Badan Pusat Statistik Kabupaten Lamongan berkomitmen "No Gratifikasi" untuk mewujudkan Pemerintahan yang Bersih dan Bebas KKN

PENGHITUNGAN INFLASI KABUPATEN LAMONGAN TAHUN 2017 DENGAN PENDEKATAN SISTER CITY*)

PENGHITUNGAN INFLASI KABUPATEN LAMONGAN TAHUN 2017 DENGAN PENDEKATAN SISTER CITY*)

31 Januari 2018 | Kegiatan Statistik


PENGHITUNGAN INFLASI KABUPATEN LAMONGAN TAHUN 2017 DENGAN PENDEKATAN SISTER CITY*)

 

Latar Belakang 

Inflasi merupakan suatu ukuran yang menggambarkan dinamika perkembangan harga sekelompok barang dan jasa yang biasa dikonsumsi masyarakat dan juga merupakan salah satu indikator yang menentukan keberhasilan pembangunan suatu wilayah. Angka inflasi juga digunakan sebagai salah satu dasar untuk merumuskan suatu kebijakan baik untuk pemerintah pusat maupun pemerinah daerah. Sedangkan yang dimaksud laju inflasi adalah kenaikan atau penurunan inflasi dari periode ke periode atau dari tahun ke tahun.

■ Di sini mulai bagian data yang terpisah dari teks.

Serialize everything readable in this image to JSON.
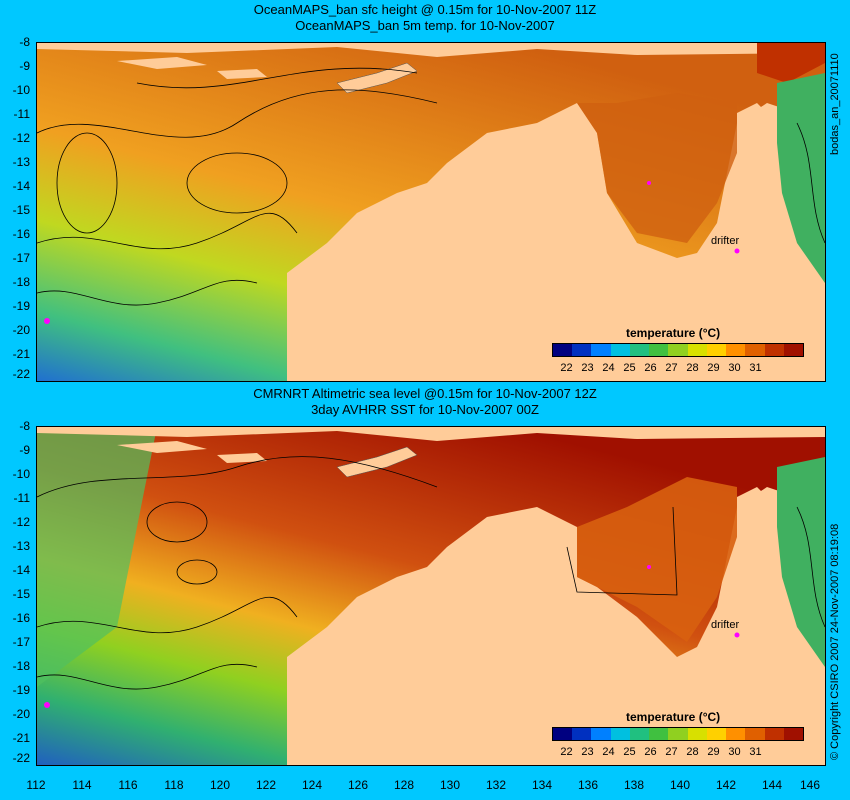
{
  "panels": [
    {
      "title_line1": "OceanMAPS_ban sfc height @ 0.15m for 10-Nov-2007 11Z",
      "title_line2": "OceanMAPS_ban 5m temp. for 10-Nov-2007",
      "legend_title": "temperature (°C)",
      "drifter_label": "drifter"
    },
    {
      "title_line1": "CMRNRT Altimetric sea level  @0.15m  for 10-Nov-2007 12Z",
      "title_line2": "3day AVHRR SST for 10-Nov-2007 00Z",
      "legend_title": "temperature (°C)",
      "drifter_label": "drifter"
    }
  ],
  "lat_labels": [
    "-8",
    "-9",
    "-10",
    "-11",
    "-12",
    "-13",
    "-14",
    "-15",
    "-16",
    "-17",
    "-18",
    "-19",
    "-20",
    "-21",
    "-22"
  ],
  "lon_labels": [
    "112",
    "114",
    "116",
    "118",
    "120",
    "122",
    "124",
    "126",
    "128",
    "130",
    "132",
    "134",
    "136",
    "138",
    "140",
    "142",
    "144",
    "146"
  ],
  "colorbar_ticks": [
    "22",
    "23",
    "24",
    "25",
    "26",
    "27",
    "28",
    "29",
    "30",
    "31"
  ],
  "colorbar_colors": [
    "#000080",
    "#0030c0",
    "#0080ff",
    "#00c0e0",
    "#20c080",
    "#40c040",
    "#90d020",
    "#d8e000",
    "#ffd000",
    "#ff9000",
    "#e06000",
    "#c03000",
    "#a01000"
  ],
  "side_text_top": "bodas_an_20071110",
  "side_text_bottom": "© Copyright CSIRO 2007    24-Nov-2007 08:19:08"
}
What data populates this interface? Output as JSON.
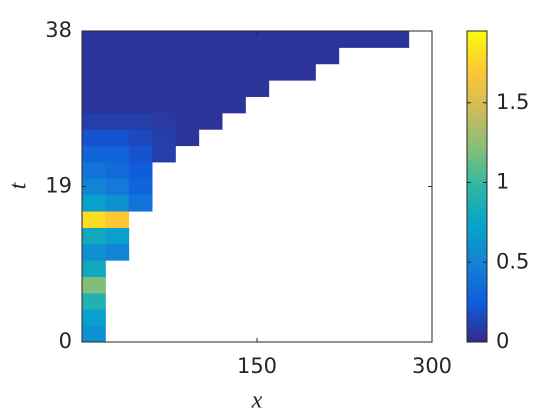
{
  "chart_data": {
    "type": "heatmap",
    "xlabel": "x",
    "ylabel": "t",
    "xlim": [
      0,
      300
    ],
    "xticks": [
      150,
      300
    ],
    "ylim": [
      0,
      38
    ],
    "yticks": [
      0,
      19,
      38
    ],
    "x_bins": [
      0,
      20,
      40,
      60,
      80,
      100,
      120,
      140,
      160,
      180,
      200,
      220,
      240,
      260,
      280,
      300
    ],
    "t_bins": [
      0,
      2,
      4,
      6,
      8,
      10,
      12,
      14,
      16,
      18,
      20,
      22,
      24,
      26,
      28,
      30,
      32,
      34,
      36,
      38
    ],
    "z": [
      [
        0.6,
        null,
        null,
        null,
        null,
        null,
        null,
        null,
        null,
        null,
        null,
        null,
        null,
        null,
        null
      ],
      [
        0.7,
        null,
        null,
        null,
        null,
        null,
        null,
        null,
        null,
        null,
        null,
        null,
        null,
        null,
        null
      ],
      [
        0.9,
        null,
        null,
        null,
        null,
        null,
        null,
        null,
        null,
        null,
        null,
        null,
        null,
        null,
        null
      ],
      [
        1.2,
        null,
        null,
        null,
        null,
        null,
        null,
        null,
        null,
        null,
        null,
        null,
        null,
        null,
        null
      ],
      [
        0.8,
        null,
        null,
        null,
        null,
        null,
        null,
        null,
        null,
        null,
        null,
        null,
        null,
        null,
        null
      ],
      [
        0.6,
        0.5,
        null,
        null,
        null,
        null,
        null,
        null,
        null,
        null,
        null,
        null,
        null,
        null,
        null
      ],
      [
        0.8,
        0.7,
        null,
        null,
        null,
        null,
        null,
        null,
        null,
        null,
        null,
        null,
        null,
        null,
        null
      ],
      [
        1.8,
        1.7,
        null,
        null,
        null,
        null,
        null,
        null,
        null,
        null,
        null,
        null,
        null,
        null,
        null
      ],
      [
        0.7,
        0.6,
        0.4,
        null,
        null,
        null,
        null,
        null,
        null,
        null,
        null,
        null,
        null,
        null,
        null
      ],
      [
        0.5,
        0.45,
        0.3,
        null,
        null,
        null,
        null,
        null,
        null,
        null,
        null,
        null,
        null,
        null,
        null
      ],
      [
        0.4,
        0.35,
        0.25,
        null,
        null,
        null,
        null,
        null,
        null,
        null,
        null,
        null,
        null,
        null,
        null
      ],
      [
        0.3,
        0.3,
        0.2,
        0.1,
        null,
        null,
        null,
        null,
        null,
        null,
        null,
        null,
        null,
        null,
        null
      ],
      [
        0.2,
        0.2,
        0.15,
        0.1,
        0.05,
        null,
        null,
        null,
        null,
        null,
        null,
        null,
        null,
        null,
        null
      ],
      [
        0.1,
        0.1,
        0.1,
        0.08,
        0.05,
        0.05,
        null,
        null,
        null,
        null,
        null,
        null,
        null,
        null,
        null
      ],
      [
        0.05,
        0.05,
        0.05,
        0.05,
        0.05,
        0.05,
        0.05,
        null,
        null,
        null,
        null,
        null,
        null,
        null,
        null
      ],
      [
        0.05,
        0.05,
        0.05,
        0.05,
        0.05,
        0.05,
        0.05,
        0.05,
        null,
        null,
        null,
        null,
        null,
        null,
        null
      ],
      [
        0.05,
        0.05,
        0.05,
        0.05,
        0.05,
        0.05,
        0.05,
        0.05,
        0.05,
        0.05,
        null,
        null,
        null,
        null,
        null
      ],
      [
        0.05,
        0.05,
        0.05,
        0.05,
        0.05,
        0.05,
        0.05,
        0.05,
        0.05,
        0.05,
        0.05,
        null,
        null,
        null,
        null
      ],
      [
        0.05,
        0.05,
        0.05,
        0.05,
        0.05,
        0.05,
        0.05,
        0.05,
        0.05,
        0.05,
        0.05,
        0.05,
        0.05,
        0.05,
        null
      ]
    ],
    "clim": [
      0,
      1.95
    ],
    "cticks": [
      0,
      0.5,
      1,
      1.5
    ],
    "colormap": [
      "#352a87",
      "#0f5cdd",
      "#1481d6",
      "#06a4ca",
      "#2eb7a4",
      "#87bf77",
      "#d1bb59",
      "#fec832",
      "#f9fb0e"
    ]
  }
}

Kestabilan inflasi merupakan prasyarat bagi pertumbuhan ekonomi yang berkesinambungan yang pada akhirnya memberikan manfaat bagi peningkatan kesejahteraan masyarakat. Pentingnya pengendalian inflasi didasarkan pada pertimbangan bahwa inflasi yang tinggi dan tidak stabil memberikan dampak negatif kepada kondisi sosial ekonomi masyarakat. Terkait inflasi ada tiga hal yang perlu diwaspadai : Pertama, Inflasi yang tinggi akan menyebabkan pendapatan riil masyarakat akan terus turun sehingga standar hidup dari masyarakat turun dan akhirnya menjadikan semua orang terutama orang miskin bertambah miskin. Kedua, Inflasi yang tidak stabil akan menciptakan ketidakpastian (uncertainty) bagi pelaku ekonomi dalam mengambil keputusan. Pengalaman empiris menunjukkan bahwa inflasi yang tidak stabil akan menyulitkan keputusan masyarakat dalam melakukan konsumsi, investasi dan produksi yang pada akhirnya akan menurunkan pertumbuhan ekonomi.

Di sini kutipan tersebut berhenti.